The emergence of increasingly sophisticated large language models presents a critical challenge for content authentication systems. As new generators continuously enter the market, attribution models face a fundamental tension: adapting to identify novel sources without degrading their ability to recognize previously seen ones. This research directly addresses this 'lifelong learning' problem in machine-generated text attribution, a field increasingly important for combating misinformation, protecting intellectual property, and maintaining accountability for AI-generated content.
RidgeFT distinguishes itself through an analytic approach that avoids storing exemplar data from previous generators—a memory-intensive practice that scales poorly as model diversity increases. Instead, the framework maintains compact class-wise statistics and employs closed-form ridge regression for efficient updates when new generators appear. By freezing the initial encoder and performing covariance calibration, RidgeFT suppresses irrelevant variations while preserving discriminative features.
For the AI and content moderation industry, this work carries significant implications. Platforms that host user-generated content increasingly need robust detection of AI-assisted or fully synthetic text. A scalable attribution system enables more effective detection of manipulated content and potential misuse across evolving model ecosystems. The framework's superiority in macro-F1 scores across multiple evaluation scenarios suggests practical viability.
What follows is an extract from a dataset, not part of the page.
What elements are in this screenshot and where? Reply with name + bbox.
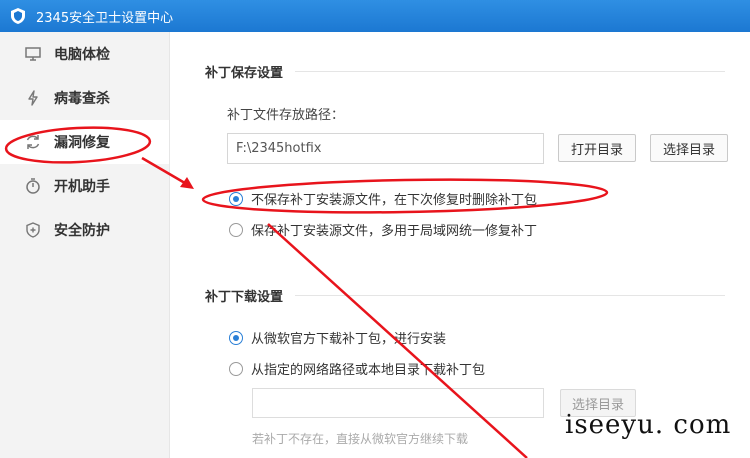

The research highlights that efficient, analytics-based approaches may outperform conventional machine learning paradigms for this specific problem space. As attribution becomes commoditized across major platforms, such innovations directly influence detection accuracy and the resources required for content moderation at scale.
- →RidgeFT enables continuous identification of new language models without degrading performance on previously learned generators.
- →The framework uses closed-form analytics rather than exemplar replay, reducing memory requirements and computational overhead.
- →Consistent improvements in macro-F1 scores across domains suggest practical applicability for content authentication systems.
- →Feature-stable updates through covariance calibration provide a novel approach to the catastrophic forgetting problem in lifelong learning.
- →The method addresses growing needs for AI accountability and misuse detection as new language models rapidly proliferate.